Corrigan: Olympic-level embarrassment


In light of the ongoing winter Olympics, I thought about what my own Olympic event could be.

Now, I’m not some paragon of athletic prowess. I come from Minnesota originally, and I dabbled in hockey because it’s practically mandatory service there, but I’ve never been “great” at sports.

Decent, sure. But great? Not a chance. However, there is one area of life in which I am truly spectacular—embarrassment.

So, here’s the deal. I’ve compiled a few of my favorite embarrassing moments that were Sunflower appropriate. (Many were too horrific to be mentioned. Those are for therapy.)

If you find yourself nodding at shared experiences, give yourself a pat on the back and an honorary gold medal from me. You’ve made it through that moment. Congratulations. It can’t get much worse.

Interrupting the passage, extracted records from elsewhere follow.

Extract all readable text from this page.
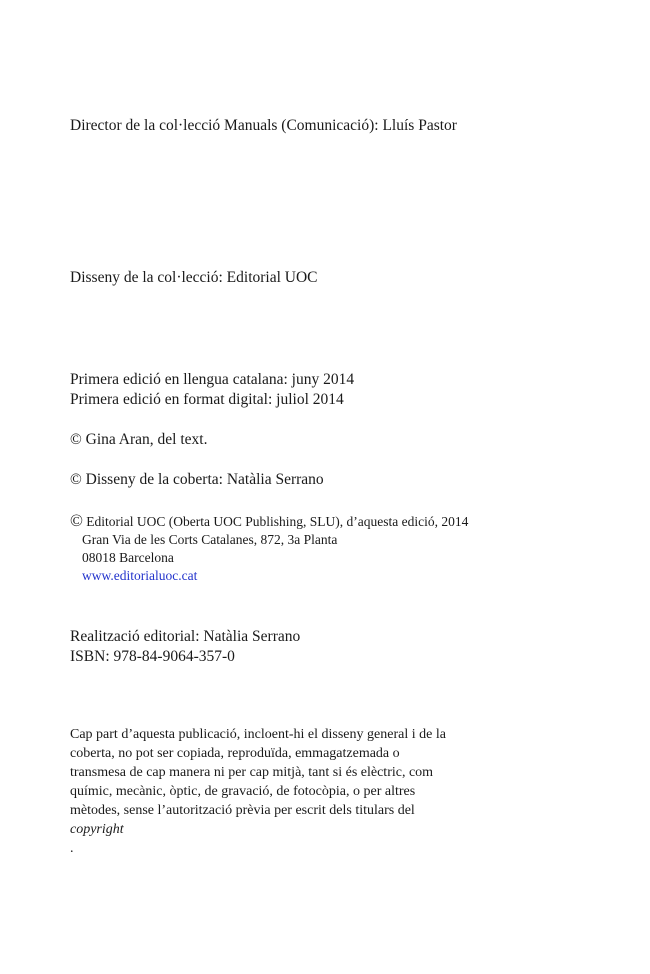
Director de la col·lecció Manuals (Comunicació): Lluís Pastor
Disseny de la col·lecció: Editorial UOC
Primera edició en llengua catalana: juny 2014
Primera edició en format digital: juliol 2014
© Gina Aran, del text.
© Disseny de la coberta: Natàlia Serrano
© Editorial UOC (Oberta UOC Publishing, SLU), d’aquesta edició, 2014
Gran Via de les Corts Catalanes, 872, 3a Planta
08018 Barcelona
www.editorialuoc.cat
Realització editorial: Natàlia Serrano
ISBN: 978-84-9064-357-0
Cap part d’aquesta publicació, incloent-hi el disseny general i de la
coberta, no pot ser copiada, reproduïda, emmagatzemada o
transmesa de cap manera ni per cap mitjà, tant si és elèctric, com
químic, mecànic, òptic, de gravació, de fotocòpia, o per altres
mètodes, sense l’autorització prèvia per escrit dels titulars del
copyright
.
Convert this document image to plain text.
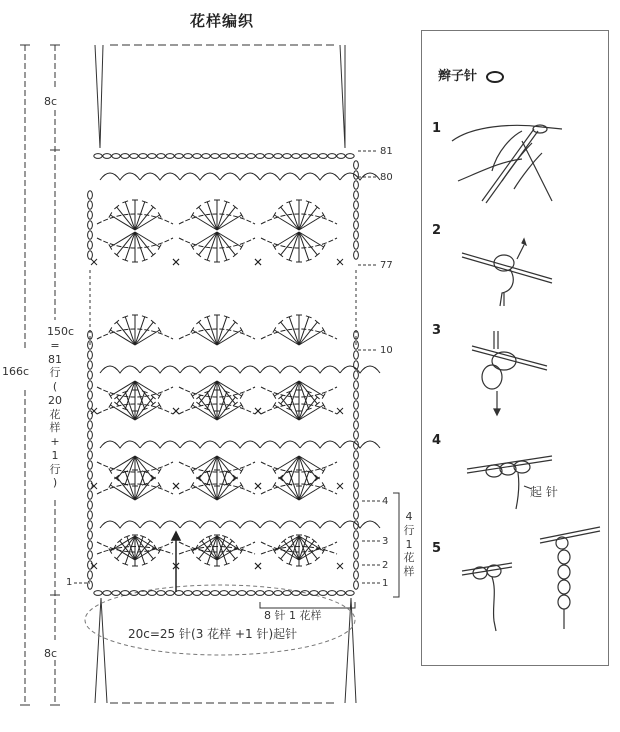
花样编织
8c
166c
8c
150c
=
81
行
(
20
花
样
+
1
行
)
8 针 1 花样
20c=25 针(3 花样 +1 针)起针
4
行
1
花
样
81
80
77
10
4
3
2
1
1
辫子针
1
2
3
4
5
起 针
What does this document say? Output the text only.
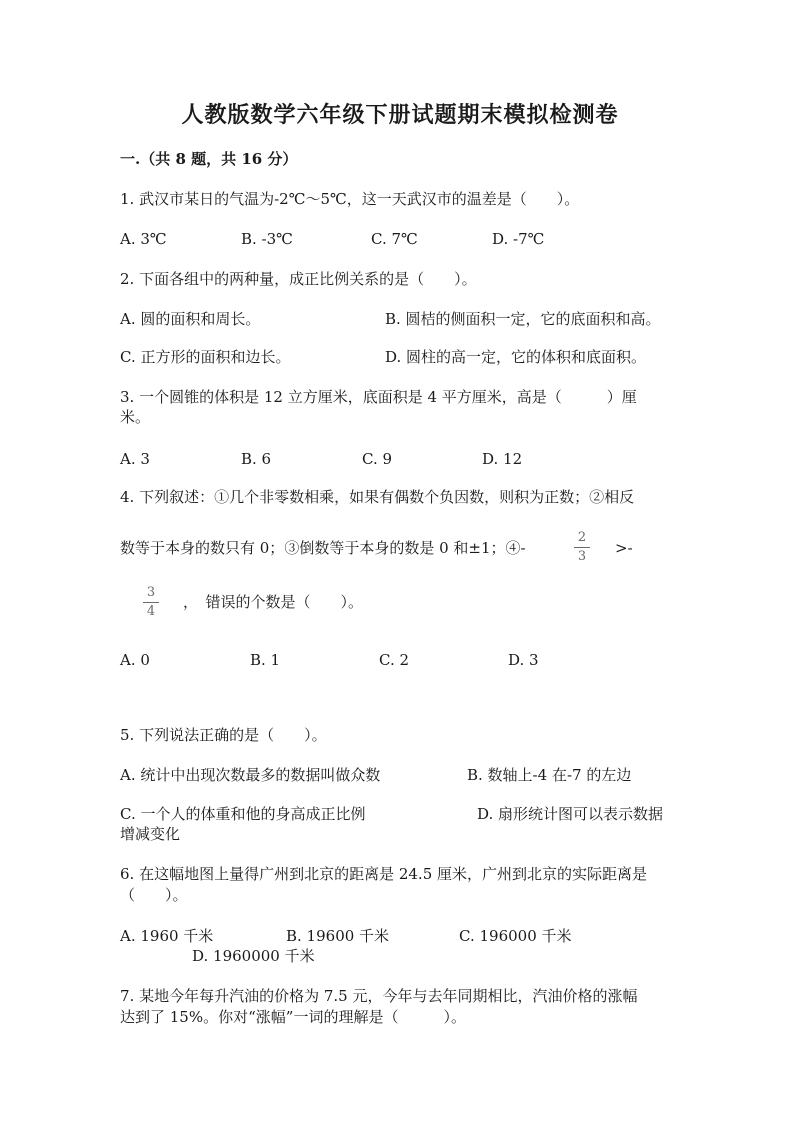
人教版数学六年级下册试题期末模拟检测卷
一.（共 8 题，共 16 分）
1. 武汉市某日的气温为-2℃～5℃，这一天武汉市的温差是（　　）。
A. 3℃	B. -3℃	C. 7℃	D. -7℃
2. 下面各组中的两种量，成正比例关系的是（　　）。
A. 圆的面积和周长。	B. 圆桔的侧面积一定，它的底面积和高。
C. 正方形的面积和边长。	D. 圆柱的高一定，它的体积和底面积。
3. 一个圆锥的体积是 12 立方厘米，底面积是 4 平方厘米，高是（　　　）厘
米。
A. 3	B. 6	C. 9	D. 12
4. 下列叙述：①几个非零数相乘，如果有偶数个负因数，则积为正数；②相反
数等于本身的数只有 0；③倒数等于本身的数是 0 和±1；④-
2
3 >-
3
4
，　错误的个数是（　　）。
A. 0	B. 1	C. 2	D. 3
5. 下列说法正确的是（　　）。
A. 统计中出现次数最多的数据叫做众数	B. 数轴上-4 在-7 的左边
C. 一个人的体重和他的身高成正比例	D. 扇形统计图可以表示数据
增减变化
6. 在这幅地图上量得广州到北京的距离是 24.5 厘米，广州到北京的实际距离是
（　　）。
A. 1960 千米	B. 19600 千米	C. 196000 千米
D. 1960000 千米
7. 某地今年每升汽油的价格为 7.5 元，今年与去年同期相比，汽油价格的涨幅
达到了 15%。你对“涨幅”一词的理解是（　　　）。
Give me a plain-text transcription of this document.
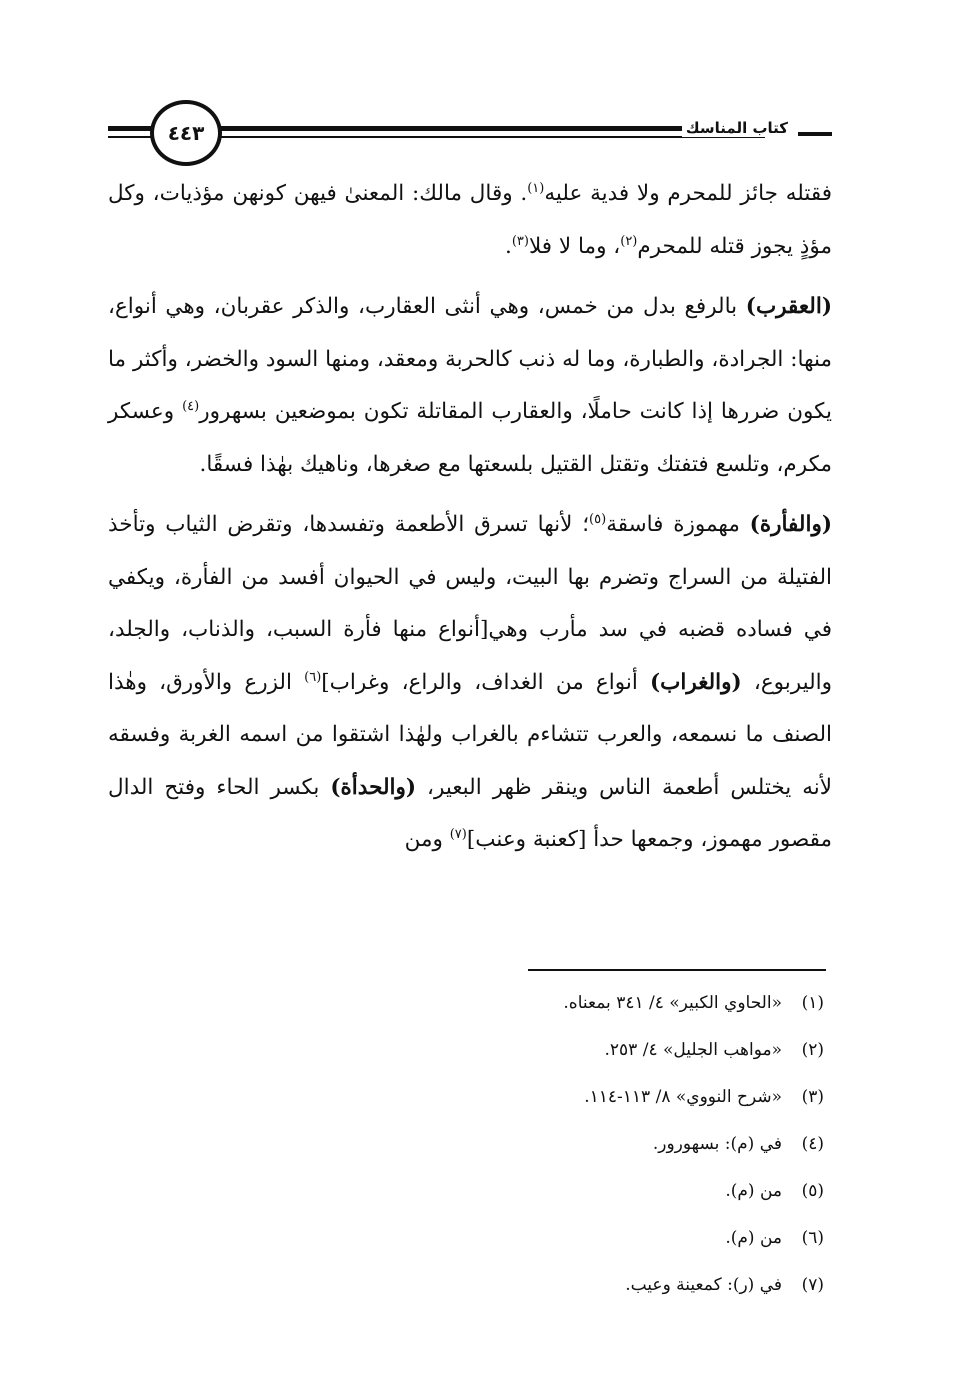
٤٤٣	كتاب المناسك

فقتله جائز للمحرم ولا فدية عليه$^{(١)}$. وقال مالك: المعنىٰ فيهن كونهن مؤذيات، وكل مؤذٍ يجوز قتله للمحرم$^{(٢)}$، وما لا فلا$^{(٣)}$.

(العقرب) بالرفع بدل من خمس، وهي أنثى العقارب، والذكر عقربان، وهي أنواع، منها: الجرادة، والطبارة، وما له ذنب كالحربة ومعقد، ومنها السود والخضر، وأكثر ما يكون ضررها إذا كانت حاملًا، والعقارب المقاتلة تكون بموضعين بسهرور$^{(٤)}$ وعسكر مكرم، وتلسع فتفتك وتقتل القتيل بلسعتها مع صغرها، وناهيك بهٰذا فسقًا.

(والفأرة) مهموزة فاسقة$^{(٥)}$؛ لأنها تسرق الأطعمة وتفسدها، وتقرض الثياب وتأخذ الفتيلة من السراج وتضرم بها البيت، وليس في الحيوان أفسد من الفأرة، ويكفي في فساده قضبه في سد مأرب وهي[أنواع منها فأرة السبب، والذناب، والجلد، واليربوع، (والغراب) أنواع من الغداف، والراع، وغراب]$^{(٦)}$ الزرع والأورق، وهٰذا الصنف ما نسمعه، والعرب تتشاءم بالغراب ولهٰذا اشتقوا من اسمه الغربة وفسقه لأنه يختلس أطعمة الناس وينقر ظهر البعير، (والحدأة) بكسر الحاء وفتح الدال مقصور مهموز، وجمعها حدأ [كعنبة وعنب]$^{(٧)}$ ومن

(١)«الحاوي الكبير» ٤/ ٣٤١ بمعناه.
(٢)«مواهب الجليل» ٤/ ٢٥٣.
(٣)«شرح النووي» ٨/ ١١٣-١١٤.
(٤)في (م): بسهورور.
(٥)من (م).
(٦)من (م).
(٧)في (ر): كمعينة وعيب.
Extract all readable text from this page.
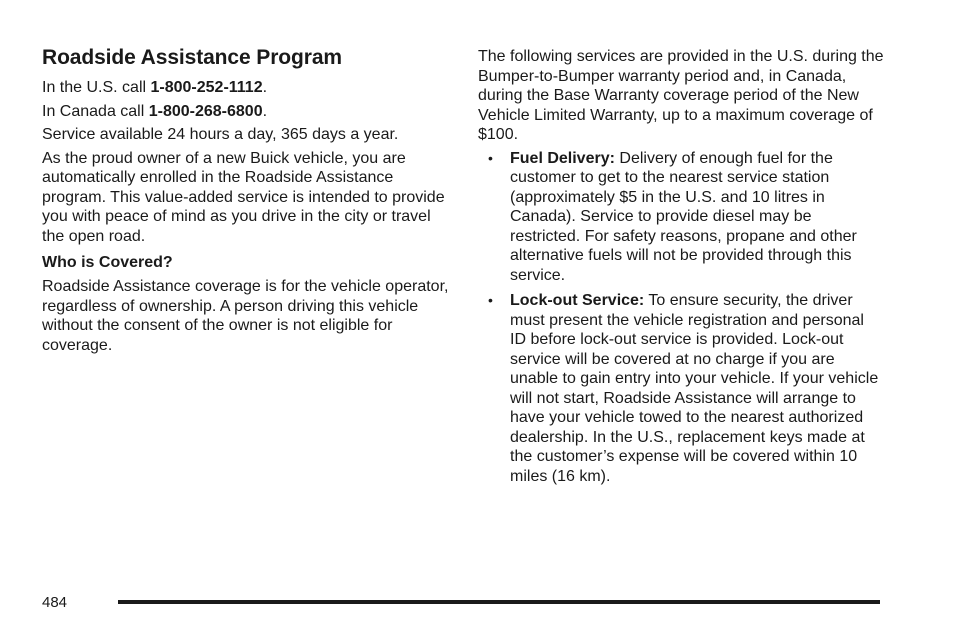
Roadside Assistance Program

In the U.S. call 1-800-252-1112.

In Canada call 1-800-268-6800.

Service available 24 hours a day, 365 days a year.

As the proud owner of a new Buick vehicle, you are automatically enrolled in the Roadside Assistance program. This value-added service is intended to provide you with peace of mind as you drive in the city or travel the open road.

Who is Covered?

Roadside Assistance coverage is for the vehicle operator, regardless of ownership. A person driving this vehicle without the consent of the owner is not eligible for coverage.

The following services are provided in the U.S. during the Bumper-to-Bumper warranty period and, in Canada, during the Base Warranty coverage period of the New Vehicle Limited Warranty, up to a maximum coverage of $100.

• Fuel Delivery: Delivery of enough fuel for the customer to get to the nearest service station (approximately $5 in the U.S. and 10 litres in Canada). Service to provide diesel may be restricted. For safety reasons, propane and other alternative fuels will not be provided through this service.
• Lock-out Service: To ensure security, the driver must present the vehicle registration and personal ID before lock-out service is provided. Lock-out service will be covered at no charge if you are unable to gain entry into your vehicle. If your vehicle will not start, Roadside Assistance will arrange to have your vehicle towed to the nearest authorized dealership. In the U.S., replacement keys made at the customer’s expense will be covered within 10 miles (16 km).
484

No. 1: That embarrassing moment when: your phone goes off in class when your teacher just happens to be talking about the Holocaust. Two years ago I lost a bet, therefore I changed my ringtone to LMFAO and Lil’ Jon’s “Shots”. I thought for sure that I had my phone switched to silent, but just as we were discussing the atrocities of the concentration camps, Lil’ Jon’s voice boomed from the bowels of my bookbag, “SHOTS, SHOTS, SHOTS, SHOTS ERRRRRRRYBODY!” The class laughed, the teacher was annoyed, and I died 10,000 deaths.

No. 2: That embarrassing moment when: The class is silently reading a deep, heart-wrenching poem and your stomach pretends like you haven’t eaten in approximately 99 years. The angry hobbit in your stomach starts growling at you because you skipped Levensies, making it impossible for anyone to focus on the suffering of Sylvia Plath.

No. 3: That embarrassing moment when: Unbeknownst to you, you step in dog poop on your way to your car. You sit down in your jam-packed lecture hall of 200 students, and people start calling out, “Why does it smell like poop? Who stepped in poop?” Guess what? You did. You realize this, and try to weasel your way out of the back doors, but find them to be locked. You have to take off your poop shoe, and walk out the front door before the eyes of 200 judgey, poop-incensed students.

No. 4 That embarrassing moment when: You’re wearing a floor-length cardigan and you walk down the stairs in your lecture hall, and you don’t realize that your sweater has enveloped the head of the girl sitting on the end of the row. She’s a complete stranger, and you’ve sweater-sleepingbagged her.  Still cringing.

Embarrassment happens. Own it, and try not think about it too much.